You did not ask how the sampling is done?
If you are taking any Chemistry subjects, you will be able to comprehend the solution.
Anyway here it is:
Procedure:
1) Make sure that you have a scale (analytical balance is recommended) with a capacity to weigh 55 coins plus a container and accurate enough to give a reading to the nearest 1.0000 gram.
2) Label the stacks from 1 to 10. Get one coin from the 1st stack, 2 coins from the 2nd stack, 3 coins from the 3rd stack, 4 coins from the 4th stack, 5 coins from the 5th stack, 6 coins from the 6th stack, 7 coins from the 7th stack, 8 coins from the 8th stack, 9 coins from the 9th stack, and 10 coins from the 10th stack.
6) Get a container large enough to hold the 55 coins and place it on the pan of the scale or analytical balance.
7) Obtain the tare weight. (or Adjust the scale reading to Zero.)
Place all the 55 coins in the container.
9) Obtain the Net Weight. (or Record the weight.)
10) Given: Weight of the genuine silver dollar (for purposes of computation, let this weight be 100 grams).
11) Therefore the total weight of the genuine silver dollar should be 5500 grams.
12) Subtract 5500 from step nine.
13) The difference will be the stack number which contains the counterfeit coins.
Please email me if you disagree with my solution.
Good luck.
1…
take 1 coin from stack 1
2 from stack 2
3 from stack 3
etc… weigh the whole group… and subtract from the expected answer and you have the # of the stack which had the counterfeit
masked man, please delete your response.
i have kids that read this that know right from wrong.
With ten objects (stacks of coins), it should only take a maximum of 3 weighings, or possibly only two.
For instance:
Number the stacks 1-10.
Weigh 1: Compare stacks 1-5 together to stacks 6-10 together.
Whichever group of 5 is lightest and is eliminated.
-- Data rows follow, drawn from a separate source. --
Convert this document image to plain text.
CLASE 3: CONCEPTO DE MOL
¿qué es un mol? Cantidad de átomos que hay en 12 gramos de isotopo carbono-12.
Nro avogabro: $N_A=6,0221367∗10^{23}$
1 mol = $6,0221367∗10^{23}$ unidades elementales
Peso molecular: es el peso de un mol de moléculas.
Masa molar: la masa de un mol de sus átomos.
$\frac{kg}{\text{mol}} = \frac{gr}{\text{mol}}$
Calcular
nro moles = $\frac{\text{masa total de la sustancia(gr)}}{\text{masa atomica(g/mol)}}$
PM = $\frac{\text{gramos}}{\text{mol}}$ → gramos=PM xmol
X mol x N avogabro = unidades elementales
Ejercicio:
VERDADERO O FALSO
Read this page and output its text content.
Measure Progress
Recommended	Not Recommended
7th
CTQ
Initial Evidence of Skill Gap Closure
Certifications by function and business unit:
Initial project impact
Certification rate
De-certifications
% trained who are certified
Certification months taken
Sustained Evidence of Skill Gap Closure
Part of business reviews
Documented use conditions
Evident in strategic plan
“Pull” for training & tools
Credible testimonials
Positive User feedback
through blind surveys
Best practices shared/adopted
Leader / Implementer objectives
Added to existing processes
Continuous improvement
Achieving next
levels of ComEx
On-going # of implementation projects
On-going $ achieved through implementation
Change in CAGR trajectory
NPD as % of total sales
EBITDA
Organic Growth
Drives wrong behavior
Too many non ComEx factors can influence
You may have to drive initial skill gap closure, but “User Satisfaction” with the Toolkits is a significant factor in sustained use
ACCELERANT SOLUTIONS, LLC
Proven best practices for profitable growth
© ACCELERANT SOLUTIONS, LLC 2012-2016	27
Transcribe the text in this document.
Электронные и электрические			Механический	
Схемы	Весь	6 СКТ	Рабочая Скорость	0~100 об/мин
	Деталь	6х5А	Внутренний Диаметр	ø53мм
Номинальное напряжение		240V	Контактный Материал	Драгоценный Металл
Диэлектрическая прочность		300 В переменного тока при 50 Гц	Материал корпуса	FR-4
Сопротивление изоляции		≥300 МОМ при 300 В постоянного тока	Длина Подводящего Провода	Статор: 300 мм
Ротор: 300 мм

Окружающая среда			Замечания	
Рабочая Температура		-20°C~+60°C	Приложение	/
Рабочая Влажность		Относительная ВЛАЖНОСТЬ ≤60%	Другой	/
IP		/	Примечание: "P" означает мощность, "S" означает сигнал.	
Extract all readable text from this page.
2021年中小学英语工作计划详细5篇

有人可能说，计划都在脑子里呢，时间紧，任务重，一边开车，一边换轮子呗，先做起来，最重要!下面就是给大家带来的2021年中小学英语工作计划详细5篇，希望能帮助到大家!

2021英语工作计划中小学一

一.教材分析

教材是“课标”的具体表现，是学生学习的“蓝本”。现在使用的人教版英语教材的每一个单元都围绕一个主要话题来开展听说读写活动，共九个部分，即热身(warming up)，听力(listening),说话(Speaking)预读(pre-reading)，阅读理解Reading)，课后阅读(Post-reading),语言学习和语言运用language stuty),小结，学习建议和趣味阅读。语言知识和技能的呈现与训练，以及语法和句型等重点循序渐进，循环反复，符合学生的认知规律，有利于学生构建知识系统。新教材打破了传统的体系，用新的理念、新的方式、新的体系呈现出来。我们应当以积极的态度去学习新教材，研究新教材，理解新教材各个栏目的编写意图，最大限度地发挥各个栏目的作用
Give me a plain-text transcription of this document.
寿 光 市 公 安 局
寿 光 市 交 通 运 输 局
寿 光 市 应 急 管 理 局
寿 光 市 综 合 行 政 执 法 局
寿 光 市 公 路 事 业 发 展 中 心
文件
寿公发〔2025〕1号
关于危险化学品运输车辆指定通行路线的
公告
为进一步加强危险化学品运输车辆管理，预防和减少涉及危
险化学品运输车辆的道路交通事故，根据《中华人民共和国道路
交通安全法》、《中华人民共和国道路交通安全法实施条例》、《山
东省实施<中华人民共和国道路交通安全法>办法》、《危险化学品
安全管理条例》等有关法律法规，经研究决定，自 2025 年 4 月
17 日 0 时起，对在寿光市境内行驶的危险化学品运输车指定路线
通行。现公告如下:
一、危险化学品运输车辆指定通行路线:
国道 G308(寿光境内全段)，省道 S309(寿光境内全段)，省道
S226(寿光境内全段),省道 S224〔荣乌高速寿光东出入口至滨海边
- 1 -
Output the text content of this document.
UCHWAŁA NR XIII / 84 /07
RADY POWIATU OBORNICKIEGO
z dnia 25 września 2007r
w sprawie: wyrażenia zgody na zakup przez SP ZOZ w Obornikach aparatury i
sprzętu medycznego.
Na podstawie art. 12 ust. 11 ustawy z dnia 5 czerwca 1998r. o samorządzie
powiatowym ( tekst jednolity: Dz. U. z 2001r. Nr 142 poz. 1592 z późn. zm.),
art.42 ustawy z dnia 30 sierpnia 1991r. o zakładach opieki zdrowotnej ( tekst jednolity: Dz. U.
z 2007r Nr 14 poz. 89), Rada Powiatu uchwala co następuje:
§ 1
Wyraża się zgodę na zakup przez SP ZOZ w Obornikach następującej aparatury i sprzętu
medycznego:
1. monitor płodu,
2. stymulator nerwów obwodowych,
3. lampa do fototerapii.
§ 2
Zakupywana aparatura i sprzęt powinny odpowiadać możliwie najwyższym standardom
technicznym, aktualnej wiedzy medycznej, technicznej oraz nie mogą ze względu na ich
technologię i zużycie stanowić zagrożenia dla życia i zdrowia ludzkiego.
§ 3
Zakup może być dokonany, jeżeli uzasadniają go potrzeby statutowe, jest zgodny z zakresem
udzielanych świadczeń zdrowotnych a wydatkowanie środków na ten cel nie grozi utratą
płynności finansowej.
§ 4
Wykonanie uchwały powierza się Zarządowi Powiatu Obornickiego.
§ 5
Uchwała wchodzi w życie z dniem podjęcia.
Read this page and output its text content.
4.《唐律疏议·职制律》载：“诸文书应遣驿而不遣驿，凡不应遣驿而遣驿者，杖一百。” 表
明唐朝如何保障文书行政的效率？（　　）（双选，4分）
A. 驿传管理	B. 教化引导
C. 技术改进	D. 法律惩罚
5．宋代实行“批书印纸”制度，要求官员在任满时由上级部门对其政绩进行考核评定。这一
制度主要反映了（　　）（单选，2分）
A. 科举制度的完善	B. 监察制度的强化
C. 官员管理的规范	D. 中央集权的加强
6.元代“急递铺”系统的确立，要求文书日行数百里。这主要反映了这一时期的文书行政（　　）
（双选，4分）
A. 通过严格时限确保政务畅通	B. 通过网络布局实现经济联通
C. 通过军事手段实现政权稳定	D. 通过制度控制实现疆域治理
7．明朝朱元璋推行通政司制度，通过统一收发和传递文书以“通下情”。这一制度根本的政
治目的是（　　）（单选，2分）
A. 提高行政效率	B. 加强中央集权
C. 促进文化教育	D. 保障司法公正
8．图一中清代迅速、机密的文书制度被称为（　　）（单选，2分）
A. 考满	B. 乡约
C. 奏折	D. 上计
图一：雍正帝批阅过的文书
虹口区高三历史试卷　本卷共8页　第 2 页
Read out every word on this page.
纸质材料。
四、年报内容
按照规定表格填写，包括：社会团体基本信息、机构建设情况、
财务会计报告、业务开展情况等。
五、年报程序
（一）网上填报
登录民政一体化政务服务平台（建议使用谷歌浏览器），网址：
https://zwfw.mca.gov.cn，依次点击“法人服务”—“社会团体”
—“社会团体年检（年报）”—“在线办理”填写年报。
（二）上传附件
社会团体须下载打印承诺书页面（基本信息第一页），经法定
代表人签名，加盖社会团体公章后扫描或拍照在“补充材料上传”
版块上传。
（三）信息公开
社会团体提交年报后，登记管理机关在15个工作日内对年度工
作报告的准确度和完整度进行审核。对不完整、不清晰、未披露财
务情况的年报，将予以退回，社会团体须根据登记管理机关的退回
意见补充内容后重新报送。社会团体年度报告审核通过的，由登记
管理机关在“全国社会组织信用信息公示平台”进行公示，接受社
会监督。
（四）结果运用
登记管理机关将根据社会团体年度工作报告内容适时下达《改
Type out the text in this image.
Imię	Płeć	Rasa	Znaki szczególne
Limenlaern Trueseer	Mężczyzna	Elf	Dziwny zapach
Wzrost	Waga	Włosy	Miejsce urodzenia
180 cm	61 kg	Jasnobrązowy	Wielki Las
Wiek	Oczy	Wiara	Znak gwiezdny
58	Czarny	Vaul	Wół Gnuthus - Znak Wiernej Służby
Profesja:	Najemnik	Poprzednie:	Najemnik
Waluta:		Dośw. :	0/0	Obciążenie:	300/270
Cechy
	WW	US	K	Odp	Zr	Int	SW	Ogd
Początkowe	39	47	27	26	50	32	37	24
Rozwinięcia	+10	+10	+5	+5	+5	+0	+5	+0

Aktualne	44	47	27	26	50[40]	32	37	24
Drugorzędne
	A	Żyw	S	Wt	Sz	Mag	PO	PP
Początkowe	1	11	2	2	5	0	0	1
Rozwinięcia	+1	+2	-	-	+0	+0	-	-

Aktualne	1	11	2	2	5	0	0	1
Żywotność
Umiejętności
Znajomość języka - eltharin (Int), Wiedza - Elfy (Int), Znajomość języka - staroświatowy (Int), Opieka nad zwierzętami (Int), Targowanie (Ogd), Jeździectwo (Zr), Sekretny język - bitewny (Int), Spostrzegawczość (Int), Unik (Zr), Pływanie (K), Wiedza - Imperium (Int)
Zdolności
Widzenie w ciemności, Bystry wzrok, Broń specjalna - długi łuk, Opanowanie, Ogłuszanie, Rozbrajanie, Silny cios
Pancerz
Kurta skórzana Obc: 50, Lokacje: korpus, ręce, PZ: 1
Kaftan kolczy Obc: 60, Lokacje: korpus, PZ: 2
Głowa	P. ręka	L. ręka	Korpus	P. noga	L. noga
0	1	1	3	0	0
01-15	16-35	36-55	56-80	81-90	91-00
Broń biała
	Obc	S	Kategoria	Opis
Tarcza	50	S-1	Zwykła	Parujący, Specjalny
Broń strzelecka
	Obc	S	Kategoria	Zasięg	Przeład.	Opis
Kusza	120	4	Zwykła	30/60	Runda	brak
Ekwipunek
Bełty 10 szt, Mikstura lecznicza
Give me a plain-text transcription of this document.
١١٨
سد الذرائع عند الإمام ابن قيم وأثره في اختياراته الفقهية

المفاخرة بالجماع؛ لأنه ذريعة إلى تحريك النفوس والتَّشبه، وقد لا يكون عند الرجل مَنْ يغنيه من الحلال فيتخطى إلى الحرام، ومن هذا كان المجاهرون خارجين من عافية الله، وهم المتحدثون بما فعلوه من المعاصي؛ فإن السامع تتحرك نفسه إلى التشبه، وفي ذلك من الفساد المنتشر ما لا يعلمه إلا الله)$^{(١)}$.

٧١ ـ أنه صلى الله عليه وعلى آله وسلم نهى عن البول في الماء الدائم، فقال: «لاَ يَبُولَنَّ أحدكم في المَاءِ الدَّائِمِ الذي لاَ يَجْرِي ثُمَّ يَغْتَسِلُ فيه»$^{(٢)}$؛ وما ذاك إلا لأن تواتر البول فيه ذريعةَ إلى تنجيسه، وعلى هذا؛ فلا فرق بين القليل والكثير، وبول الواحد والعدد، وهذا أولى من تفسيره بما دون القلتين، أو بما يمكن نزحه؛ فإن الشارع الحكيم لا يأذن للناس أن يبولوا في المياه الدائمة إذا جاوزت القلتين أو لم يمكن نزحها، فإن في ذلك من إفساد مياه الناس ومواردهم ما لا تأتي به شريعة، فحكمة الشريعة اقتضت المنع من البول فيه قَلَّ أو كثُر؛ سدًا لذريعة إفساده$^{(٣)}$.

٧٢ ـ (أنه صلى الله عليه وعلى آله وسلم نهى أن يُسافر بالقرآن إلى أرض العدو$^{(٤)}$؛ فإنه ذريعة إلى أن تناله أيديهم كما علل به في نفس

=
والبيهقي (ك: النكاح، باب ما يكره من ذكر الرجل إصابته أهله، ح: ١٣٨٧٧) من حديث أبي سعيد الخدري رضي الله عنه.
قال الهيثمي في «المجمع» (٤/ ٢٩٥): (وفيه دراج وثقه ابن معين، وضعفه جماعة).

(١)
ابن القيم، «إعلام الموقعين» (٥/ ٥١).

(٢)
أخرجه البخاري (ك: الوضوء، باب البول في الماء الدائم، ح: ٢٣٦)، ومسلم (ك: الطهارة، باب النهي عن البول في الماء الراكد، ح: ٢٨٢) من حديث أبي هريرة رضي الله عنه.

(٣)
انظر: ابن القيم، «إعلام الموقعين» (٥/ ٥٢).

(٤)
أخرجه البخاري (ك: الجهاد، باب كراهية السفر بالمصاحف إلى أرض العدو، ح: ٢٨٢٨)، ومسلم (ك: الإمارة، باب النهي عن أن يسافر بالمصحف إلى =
Assume the stacks 1-5 are heaviest..
Weigh 2: Compare stacks 1-2 together to stacks 3-4 together.
If they are equal, then stack 5 is the counterfeit stack and you have determined it in two comparative weighs.
If they are not equal, eliminate the lighter stacks (assume 3-4).
Weigh 3: Compare stack 1 to stack 2.
The heavier is the counterfeit, and it took 3 weighs.